I'd like to see support for optimized multiplication on symmetric matrices. I don't think BLAS can take advantage of that, certainly scipy/numpy doesn't.
There is BLAS level 2 (f|d)symv for matrix-vector multiplies and BLAS level 3 (f|d)symm for matrix-matrix multiplies. Last time I benchmarked symv, it was slower than the general implementation by around 25%...
Disclaimer: I have very, very, very little experience using BLAS. The reasons I post this are:
- the original poster gave an unqualified speed difference, which cannot reasonably be the full story. They likely left out information such as a 'for my use case' clause.

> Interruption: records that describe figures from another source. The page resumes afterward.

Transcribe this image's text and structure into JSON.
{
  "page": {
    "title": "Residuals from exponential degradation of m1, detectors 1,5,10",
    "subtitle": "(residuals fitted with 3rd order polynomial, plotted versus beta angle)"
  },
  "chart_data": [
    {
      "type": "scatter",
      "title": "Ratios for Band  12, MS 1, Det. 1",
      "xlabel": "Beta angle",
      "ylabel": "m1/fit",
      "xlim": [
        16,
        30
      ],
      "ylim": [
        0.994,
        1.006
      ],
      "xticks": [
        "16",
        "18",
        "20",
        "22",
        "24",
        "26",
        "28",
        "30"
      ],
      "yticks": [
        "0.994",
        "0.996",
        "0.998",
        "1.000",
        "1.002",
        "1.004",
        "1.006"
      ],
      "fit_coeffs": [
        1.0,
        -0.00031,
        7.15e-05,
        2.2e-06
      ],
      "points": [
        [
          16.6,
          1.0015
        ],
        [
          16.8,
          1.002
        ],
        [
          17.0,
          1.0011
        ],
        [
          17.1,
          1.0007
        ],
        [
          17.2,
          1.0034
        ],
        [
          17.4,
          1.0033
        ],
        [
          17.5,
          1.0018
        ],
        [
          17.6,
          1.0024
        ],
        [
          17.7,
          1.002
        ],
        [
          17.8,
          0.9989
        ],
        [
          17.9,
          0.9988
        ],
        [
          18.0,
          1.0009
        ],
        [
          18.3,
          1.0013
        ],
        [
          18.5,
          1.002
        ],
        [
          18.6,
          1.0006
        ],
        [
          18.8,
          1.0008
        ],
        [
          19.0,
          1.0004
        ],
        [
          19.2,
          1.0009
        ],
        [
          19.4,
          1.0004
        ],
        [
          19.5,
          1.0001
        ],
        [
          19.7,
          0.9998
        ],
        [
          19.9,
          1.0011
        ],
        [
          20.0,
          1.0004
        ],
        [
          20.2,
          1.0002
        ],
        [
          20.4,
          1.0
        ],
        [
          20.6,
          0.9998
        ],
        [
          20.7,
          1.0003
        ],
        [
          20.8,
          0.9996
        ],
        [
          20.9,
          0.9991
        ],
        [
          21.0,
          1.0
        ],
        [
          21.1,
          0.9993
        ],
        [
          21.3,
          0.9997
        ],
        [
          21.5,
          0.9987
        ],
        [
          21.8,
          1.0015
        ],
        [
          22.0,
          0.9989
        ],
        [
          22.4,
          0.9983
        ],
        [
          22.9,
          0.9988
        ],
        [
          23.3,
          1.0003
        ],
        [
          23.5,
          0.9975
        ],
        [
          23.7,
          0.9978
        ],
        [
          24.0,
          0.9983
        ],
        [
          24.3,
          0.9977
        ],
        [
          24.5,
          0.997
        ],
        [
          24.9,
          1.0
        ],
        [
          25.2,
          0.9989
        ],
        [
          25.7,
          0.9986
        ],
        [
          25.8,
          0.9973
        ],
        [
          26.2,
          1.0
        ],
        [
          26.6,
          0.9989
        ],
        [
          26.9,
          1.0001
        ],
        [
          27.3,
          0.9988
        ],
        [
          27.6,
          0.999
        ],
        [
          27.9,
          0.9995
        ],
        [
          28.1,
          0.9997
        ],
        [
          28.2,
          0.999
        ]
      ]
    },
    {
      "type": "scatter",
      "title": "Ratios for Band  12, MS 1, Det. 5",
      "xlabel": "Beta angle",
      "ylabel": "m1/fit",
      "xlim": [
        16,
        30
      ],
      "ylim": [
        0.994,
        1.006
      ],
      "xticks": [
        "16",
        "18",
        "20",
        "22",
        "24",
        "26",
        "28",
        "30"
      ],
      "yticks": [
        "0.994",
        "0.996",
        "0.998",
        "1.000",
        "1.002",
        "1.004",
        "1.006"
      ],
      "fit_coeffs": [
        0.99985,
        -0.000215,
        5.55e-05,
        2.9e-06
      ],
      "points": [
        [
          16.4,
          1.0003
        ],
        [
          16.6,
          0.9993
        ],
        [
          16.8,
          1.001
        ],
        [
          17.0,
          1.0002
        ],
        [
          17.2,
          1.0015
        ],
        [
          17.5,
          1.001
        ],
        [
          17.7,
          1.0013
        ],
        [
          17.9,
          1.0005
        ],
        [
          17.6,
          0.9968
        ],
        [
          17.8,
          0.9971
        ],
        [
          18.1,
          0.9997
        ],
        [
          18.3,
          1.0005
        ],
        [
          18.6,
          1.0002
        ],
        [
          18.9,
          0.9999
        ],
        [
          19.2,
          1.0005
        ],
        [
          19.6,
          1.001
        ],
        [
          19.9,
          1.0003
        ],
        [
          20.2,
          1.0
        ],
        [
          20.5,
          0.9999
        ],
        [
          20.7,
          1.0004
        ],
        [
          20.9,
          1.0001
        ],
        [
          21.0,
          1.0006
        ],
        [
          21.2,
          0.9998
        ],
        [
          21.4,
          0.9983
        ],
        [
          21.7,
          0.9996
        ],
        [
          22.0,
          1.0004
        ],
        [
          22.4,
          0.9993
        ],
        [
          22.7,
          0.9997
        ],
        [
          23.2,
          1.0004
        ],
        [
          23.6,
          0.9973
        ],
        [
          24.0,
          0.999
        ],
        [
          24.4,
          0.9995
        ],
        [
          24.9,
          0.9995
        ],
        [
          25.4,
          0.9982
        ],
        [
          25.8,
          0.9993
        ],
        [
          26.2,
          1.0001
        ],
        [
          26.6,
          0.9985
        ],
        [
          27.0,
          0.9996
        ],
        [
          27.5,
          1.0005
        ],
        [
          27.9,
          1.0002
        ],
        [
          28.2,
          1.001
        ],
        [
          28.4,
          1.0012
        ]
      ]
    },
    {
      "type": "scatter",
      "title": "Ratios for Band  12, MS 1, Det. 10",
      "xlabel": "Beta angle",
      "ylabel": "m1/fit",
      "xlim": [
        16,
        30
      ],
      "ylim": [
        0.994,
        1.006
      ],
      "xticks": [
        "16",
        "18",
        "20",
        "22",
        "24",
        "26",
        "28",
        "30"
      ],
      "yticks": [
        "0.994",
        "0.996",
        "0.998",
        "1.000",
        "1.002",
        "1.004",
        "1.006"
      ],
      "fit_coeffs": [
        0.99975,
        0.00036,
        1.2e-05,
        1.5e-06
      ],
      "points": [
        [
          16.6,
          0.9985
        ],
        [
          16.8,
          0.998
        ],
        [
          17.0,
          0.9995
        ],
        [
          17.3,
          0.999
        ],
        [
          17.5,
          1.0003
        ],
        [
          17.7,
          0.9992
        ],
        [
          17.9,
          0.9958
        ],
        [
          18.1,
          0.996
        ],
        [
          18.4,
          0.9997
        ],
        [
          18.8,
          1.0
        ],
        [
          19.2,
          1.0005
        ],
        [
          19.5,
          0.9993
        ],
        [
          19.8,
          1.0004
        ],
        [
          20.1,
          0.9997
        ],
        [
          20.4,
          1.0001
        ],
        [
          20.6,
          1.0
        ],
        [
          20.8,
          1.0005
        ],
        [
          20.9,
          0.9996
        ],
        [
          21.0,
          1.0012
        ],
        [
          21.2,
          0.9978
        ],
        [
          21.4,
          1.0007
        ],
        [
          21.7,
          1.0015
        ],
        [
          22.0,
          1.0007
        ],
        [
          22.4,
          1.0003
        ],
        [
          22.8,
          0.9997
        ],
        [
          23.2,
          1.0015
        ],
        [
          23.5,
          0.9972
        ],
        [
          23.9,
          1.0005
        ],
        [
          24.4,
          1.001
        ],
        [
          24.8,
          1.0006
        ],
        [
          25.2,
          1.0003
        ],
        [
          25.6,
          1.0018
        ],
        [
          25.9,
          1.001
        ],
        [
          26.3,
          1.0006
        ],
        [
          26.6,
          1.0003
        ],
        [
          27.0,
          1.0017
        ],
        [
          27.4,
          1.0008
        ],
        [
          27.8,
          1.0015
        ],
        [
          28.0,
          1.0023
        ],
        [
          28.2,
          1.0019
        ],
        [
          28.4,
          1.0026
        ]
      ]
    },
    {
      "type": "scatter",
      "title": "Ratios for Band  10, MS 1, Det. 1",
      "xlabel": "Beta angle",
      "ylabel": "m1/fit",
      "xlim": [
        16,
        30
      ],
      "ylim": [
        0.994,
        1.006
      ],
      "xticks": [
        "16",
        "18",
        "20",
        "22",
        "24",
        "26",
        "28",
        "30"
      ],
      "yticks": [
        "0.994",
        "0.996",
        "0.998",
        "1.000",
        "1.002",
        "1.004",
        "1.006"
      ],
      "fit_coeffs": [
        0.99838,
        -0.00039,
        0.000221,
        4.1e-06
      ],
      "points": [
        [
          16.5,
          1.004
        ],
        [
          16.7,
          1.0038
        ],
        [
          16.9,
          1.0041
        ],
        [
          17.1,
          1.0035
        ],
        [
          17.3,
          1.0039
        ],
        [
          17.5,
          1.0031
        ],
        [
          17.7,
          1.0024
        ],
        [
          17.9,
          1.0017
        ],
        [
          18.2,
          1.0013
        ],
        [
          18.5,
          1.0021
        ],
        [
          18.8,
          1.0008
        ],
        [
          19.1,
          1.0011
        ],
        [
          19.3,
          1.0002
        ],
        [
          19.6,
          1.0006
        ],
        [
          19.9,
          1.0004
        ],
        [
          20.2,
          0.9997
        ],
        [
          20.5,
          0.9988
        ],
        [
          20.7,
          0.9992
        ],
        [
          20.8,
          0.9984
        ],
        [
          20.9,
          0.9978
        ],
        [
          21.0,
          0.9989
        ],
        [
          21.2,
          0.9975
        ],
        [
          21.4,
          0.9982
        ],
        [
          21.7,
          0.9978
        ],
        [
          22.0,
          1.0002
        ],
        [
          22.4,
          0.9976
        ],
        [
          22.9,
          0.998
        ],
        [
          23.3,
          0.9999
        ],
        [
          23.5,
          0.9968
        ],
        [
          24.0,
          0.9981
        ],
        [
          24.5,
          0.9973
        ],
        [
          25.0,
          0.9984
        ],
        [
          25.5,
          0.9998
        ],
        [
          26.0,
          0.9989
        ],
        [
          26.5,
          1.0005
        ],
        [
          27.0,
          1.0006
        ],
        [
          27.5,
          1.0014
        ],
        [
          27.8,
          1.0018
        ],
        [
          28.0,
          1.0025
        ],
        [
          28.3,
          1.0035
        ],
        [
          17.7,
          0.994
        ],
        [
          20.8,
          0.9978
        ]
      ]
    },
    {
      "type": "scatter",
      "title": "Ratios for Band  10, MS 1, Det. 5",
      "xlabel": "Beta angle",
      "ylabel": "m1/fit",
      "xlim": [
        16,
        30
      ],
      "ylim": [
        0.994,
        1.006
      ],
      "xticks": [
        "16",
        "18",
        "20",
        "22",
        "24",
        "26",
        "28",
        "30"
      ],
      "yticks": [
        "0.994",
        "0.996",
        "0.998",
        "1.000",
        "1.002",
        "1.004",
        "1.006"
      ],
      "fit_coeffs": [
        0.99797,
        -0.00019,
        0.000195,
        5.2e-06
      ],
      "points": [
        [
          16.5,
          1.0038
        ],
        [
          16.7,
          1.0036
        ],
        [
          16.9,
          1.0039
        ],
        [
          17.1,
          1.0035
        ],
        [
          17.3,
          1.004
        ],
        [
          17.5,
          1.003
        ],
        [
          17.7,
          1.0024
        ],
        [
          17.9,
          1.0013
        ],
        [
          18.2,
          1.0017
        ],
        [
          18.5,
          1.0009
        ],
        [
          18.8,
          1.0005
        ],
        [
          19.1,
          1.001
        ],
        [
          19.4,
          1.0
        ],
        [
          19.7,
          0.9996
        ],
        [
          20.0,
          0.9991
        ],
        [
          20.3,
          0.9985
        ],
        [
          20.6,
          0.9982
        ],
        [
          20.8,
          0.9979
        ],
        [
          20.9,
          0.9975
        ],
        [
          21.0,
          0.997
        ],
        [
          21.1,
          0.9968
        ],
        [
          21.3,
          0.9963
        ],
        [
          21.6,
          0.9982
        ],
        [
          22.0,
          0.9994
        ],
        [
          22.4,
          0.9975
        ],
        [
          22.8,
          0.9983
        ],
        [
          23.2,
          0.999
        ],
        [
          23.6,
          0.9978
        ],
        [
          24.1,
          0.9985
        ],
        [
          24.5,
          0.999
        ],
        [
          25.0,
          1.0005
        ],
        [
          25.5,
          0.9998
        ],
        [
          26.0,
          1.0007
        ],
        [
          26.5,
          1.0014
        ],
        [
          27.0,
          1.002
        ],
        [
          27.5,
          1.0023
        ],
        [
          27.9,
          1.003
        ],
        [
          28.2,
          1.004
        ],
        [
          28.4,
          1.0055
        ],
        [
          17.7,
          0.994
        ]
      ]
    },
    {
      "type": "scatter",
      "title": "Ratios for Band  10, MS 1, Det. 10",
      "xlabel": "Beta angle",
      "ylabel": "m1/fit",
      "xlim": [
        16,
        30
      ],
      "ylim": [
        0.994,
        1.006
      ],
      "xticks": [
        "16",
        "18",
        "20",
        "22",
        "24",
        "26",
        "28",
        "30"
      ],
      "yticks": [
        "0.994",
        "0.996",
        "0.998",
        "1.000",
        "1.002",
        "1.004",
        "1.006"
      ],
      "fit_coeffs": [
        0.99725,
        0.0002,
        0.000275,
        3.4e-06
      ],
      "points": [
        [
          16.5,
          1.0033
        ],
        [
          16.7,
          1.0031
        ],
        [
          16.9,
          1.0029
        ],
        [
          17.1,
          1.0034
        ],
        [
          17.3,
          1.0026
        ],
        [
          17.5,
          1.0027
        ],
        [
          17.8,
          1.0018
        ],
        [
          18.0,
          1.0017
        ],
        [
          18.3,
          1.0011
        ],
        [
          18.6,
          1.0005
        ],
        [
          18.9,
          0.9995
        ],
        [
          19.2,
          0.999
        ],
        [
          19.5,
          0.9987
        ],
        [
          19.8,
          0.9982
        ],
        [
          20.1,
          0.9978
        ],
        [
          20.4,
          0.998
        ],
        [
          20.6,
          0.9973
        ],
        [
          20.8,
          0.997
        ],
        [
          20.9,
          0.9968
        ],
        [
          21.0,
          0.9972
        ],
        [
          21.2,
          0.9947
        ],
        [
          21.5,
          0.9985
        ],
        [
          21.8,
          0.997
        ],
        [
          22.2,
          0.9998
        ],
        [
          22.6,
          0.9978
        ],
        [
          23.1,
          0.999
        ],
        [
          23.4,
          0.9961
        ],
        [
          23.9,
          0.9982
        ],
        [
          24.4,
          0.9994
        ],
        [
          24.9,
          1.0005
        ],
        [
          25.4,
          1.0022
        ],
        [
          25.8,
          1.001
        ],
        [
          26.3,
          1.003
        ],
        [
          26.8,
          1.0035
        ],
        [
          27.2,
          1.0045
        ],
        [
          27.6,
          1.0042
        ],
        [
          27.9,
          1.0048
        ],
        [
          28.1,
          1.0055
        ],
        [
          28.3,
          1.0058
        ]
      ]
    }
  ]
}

- I was curious, too, but couldn't Google benchmarks.
Having said that, my guess would be that it is slower for small matrices (where algorithm overhead plays a role), but faster for larger ones (where speed probably is proportional to memory access speed times amount of data accessed). There's a similarity here with searching a sorted array. There, a linear search is faster than a binary search up to a surprisingly large N.
I wouldn't dare guess where the cut-off point lies, but it likely lies at a point above where a matrix row fills a cache line (below that, reading only a few entries of a row brings in an entire row, anyways). For a level 1 cache line of 64 bytes, for floats, that would be a 16x16 matrix.